Business Description
VPR Brands, LP (the “Company”, “we”, “our”) was incorporated in New York on July 19, 2004, as Jobsinsite.com, Inc. Our articles of incorporation were amended on August 5, 2004, to change our name to Jobsinsite, Inc. On June 18, 2009 we merged with a Delaware corporation and became Jobsinsite, Inc., and on July 1, 2009 we filed articles of conversion with the secretary of state of Delaware and became Soleil Capital L.P., a Delaware limited partnership. On September 2, 2015, we amended our articles of incorporation to change our name to VPR Brands, LP. We are managed by Soleil Capital Management LLC, a Delaware limited liability company.
The Company is engaged in various monetization strategies of a portfolio of patents the Company owns in both the US and China, covering electronic cigarette, electronic cigar and personal vaporizer patents. We currently market a brand of electronic cigarette e-liquids marketed under the brand “Helium” in the United States and are undertaking efforts to establish distribution of our electronic cigarette e-liquids brand in China. We are currently also identifying electronic cigarette companies that may be infringing our patents and exploring options to license and or enforce our patents.

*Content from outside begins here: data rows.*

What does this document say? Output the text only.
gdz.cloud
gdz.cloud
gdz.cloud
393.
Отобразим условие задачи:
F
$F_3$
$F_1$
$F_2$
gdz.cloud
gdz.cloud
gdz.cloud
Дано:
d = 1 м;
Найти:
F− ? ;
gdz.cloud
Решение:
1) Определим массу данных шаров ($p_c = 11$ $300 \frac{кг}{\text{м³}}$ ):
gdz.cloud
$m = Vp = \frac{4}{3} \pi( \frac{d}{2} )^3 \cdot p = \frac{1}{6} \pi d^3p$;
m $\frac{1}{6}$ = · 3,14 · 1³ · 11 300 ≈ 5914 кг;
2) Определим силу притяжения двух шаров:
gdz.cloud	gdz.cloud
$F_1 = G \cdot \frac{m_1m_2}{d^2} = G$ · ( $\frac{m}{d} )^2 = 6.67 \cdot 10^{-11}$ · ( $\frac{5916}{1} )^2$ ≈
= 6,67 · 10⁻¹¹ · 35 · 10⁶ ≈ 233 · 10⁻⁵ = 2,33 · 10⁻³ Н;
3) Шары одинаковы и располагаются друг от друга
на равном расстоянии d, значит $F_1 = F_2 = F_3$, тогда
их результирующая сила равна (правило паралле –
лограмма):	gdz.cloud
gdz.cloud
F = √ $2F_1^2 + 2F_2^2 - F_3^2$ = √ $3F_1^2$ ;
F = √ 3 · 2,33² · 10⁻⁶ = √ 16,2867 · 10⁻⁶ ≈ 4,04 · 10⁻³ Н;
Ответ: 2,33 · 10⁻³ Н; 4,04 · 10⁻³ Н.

On March 4, 2016, the Company announced a new e-liquid innovation, namely Helium Hi Definition E-Liquid, that is chilled 20 degrees below room temperature by mini-chillers or desktop chillers designed by the Company to maintain optimum flavor, freshness and aroma by cooling the e-liquids (reducing the escape of molecules from the mixture of e-liquids into the headspace). Helium Hi Definition E-Liquid will come in (i) a 50ml, squeezable bottle with a drip tip, for our mini chillers, (ii) a 180ml bottle for our personal desktop chiller, or (iii) a sample pack of the 5 flavors offered which are a one-time use in 2ml tubes that are air tight. Helium Hi Definition E-Liquids were available for pre-orders on March 15, 2016 on VapeHelium.com and have been available for sale in Vape shops in the United States since April 1, 2016.
On July 29, 2016, the Company entered into an Asset Purchase Agreement (the “Purchase Agreement”) with Vapor Corp. (“Vapor”) and the Company’ Chief Executive Officer, Kevin Frija (the former Chief Executive Officer of Vapor), pursuant to which Vapor sold Vapor’s wholesale operations and inventory related thereto (collectively, “Assets”) to the Company, which Vapor’s business is operated at 3001 Griffin Road, Dania Beach, Florida 33312 (the “Dania Beach Premises”). The transactions contemplated by the Purchase Agreement closed on July 29, 2016.
See note 4, Asset Purchase and Secured Borrowing for further details, concerning total considerations.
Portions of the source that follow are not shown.